Dust collector systems play a critical role in maintaining compressed air cleanliness for manufacturers. Plant operators are always looking for any incremental advantage to improve pulse jet cleaning in bag (sock) or reverse flow cartridge systems. This is because even the slightest improvement in dust cake contaminate removal can create a cost-improving ripple effect throughout the system by increasing bag life and reducing compressed air consumption (CFM) through less frequent pulsing.
What if engineers, plant managers, and operators have been missing the key component to radically improving system effectiveness all along? What if there was a total solution available to optimize and protect the entire process? Suburban Manufacturing’s Tsunami Tank-Mounted Regenerative Air Dryer is revolutionizing how manufacturers maintain their dust collector systems for absolute performance at minimal costs.
The challenge faced in every dust collector application is to maximize pulse effectiveness and extend bag life, while minimizing energy consumption in the form of compressed air. The system is optimal when the pulse interval effectively removes dust cake to the point where the filter life meets or exceeds the manufacturers’ specification. Unfortunately, this scenario very rarely occurs, if ever.
While advancements in pulse valves, filter bags (socks), and pressure differential controllers show supporting data that doctor efficiencies in collector performance, this technology focuses on an incumbent enemy, that if corrected, will dramatically extend the life of all system componentry. Because dust collectors consume less than 30 cfm, on average, operators typically pay little attention to the quality of compressed air being supplied. Even though these collectors have low flow specifications, measured in cfm, the actual volume of air per pulse dramatically exceeds that specification.

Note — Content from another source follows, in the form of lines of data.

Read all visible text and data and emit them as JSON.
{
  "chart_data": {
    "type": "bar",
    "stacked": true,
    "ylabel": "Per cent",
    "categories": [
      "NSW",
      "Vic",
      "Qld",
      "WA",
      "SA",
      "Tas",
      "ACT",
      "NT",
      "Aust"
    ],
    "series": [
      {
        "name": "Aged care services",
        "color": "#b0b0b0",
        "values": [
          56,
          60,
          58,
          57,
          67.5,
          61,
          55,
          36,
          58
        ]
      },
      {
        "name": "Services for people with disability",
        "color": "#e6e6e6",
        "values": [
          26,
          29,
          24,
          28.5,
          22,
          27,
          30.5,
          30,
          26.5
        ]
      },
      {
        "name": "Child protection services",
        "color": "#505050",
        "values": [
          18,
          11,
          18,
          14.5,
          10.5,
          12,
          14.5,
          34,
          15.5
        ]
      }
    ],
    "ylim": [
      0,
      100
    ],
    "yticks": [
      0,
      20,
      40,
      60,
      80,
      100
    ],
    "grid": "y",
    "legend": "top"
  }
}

What happens to this high volume of air as it rapidly exhausts out the orifice of a pulse valve is the underlying issue termed supercooling — this is what Tsunami addresses with its bag house drying technology.
Supercooling explains the rapid expansion of air that loses heat due to the immediate separation of molecules. Simply put, for every 20°F that air cools, it loses approximately 50% of its ability to hold moisture in the form of vapor, or humidity. In collector applications, this cooling effect converts water vapor to liquid as air quickly expands out of each pulse valve. Damp air hits the bags or elements creating a wet cake substance that prematurely clogs the filter and inhibits air from passing through. Not only does this wet air reduce the life of each filter, it also wreaks havoc on collector systems in climates where freezing may occur.
Having excess storage of ultra-dry air in dust collector applications is necessary for eliminating moisture within the system and increases the life and efficiency on the system.
Tsunami Compressed Air Solutions has designed an all-in-one regenerative air dryer to eliminate air-related issues that prevent a dust collector system from operating proficiently. Let’s examine how the system works.
Air travels into the zero-maintenance water separator where water is removed and particles are filtered down to 10 micron. Before exiting the pre-filters, the oil coalescing element removes aerosols down to 0.001 ppm and particulates down to 0.01 micron.
A gate valve and flow meter, integrated before the inlet of the dryer, helps prevent the collector from overrunning the system.
Pretreated air enters the regenerative dryer where dew points and relative humidity are lowered down to -40° F and 0.01% RH. The technology features self-regenerating towers to eliminate the need for manually changing desiccant. This level of air quality prevents the chance of moisture creation during the supercooling process.
A small amount of dry air is reverse-flowed to purge out the humid desiccant while the bulk of the air is stored in an 80-gal receiver tank. This excess storage of ultra clean, dry air is essential to supply the high surges of flow experienced during pulsing. To accommodate for these spikes in demand, a high-flow regulator is utilized on the tank outlet port.
If monitoring compressed air quality is desire, a test port is located on the inlet side of the receiver tank.
In one example, a tank-mounted regenerative dryer was installed at a tire plant and then monitored by use of a data logger. The goal of the installation was to reduce the air consumption and improve bag life. Dust collectors were filtering carbon black and the pulse valves cycled off a photohelic pressure switch that unintentionally robbed the plant’s air capacity.
After just days of being installed, it was discovered that by using dry air with at least a -40° F dew point, the pulse valves cleaned the bags more effectively, and cycled 50% less often than before the dryer was installed.
The included chart shows the data logger that was used to capture air consumption during the study. The dust collector dryer reduced the amount of air/pulses considerably. The facilities engineer stated that the effectiveness of each pulse extended the filter life by two times and estimated the return on investment to be about three months.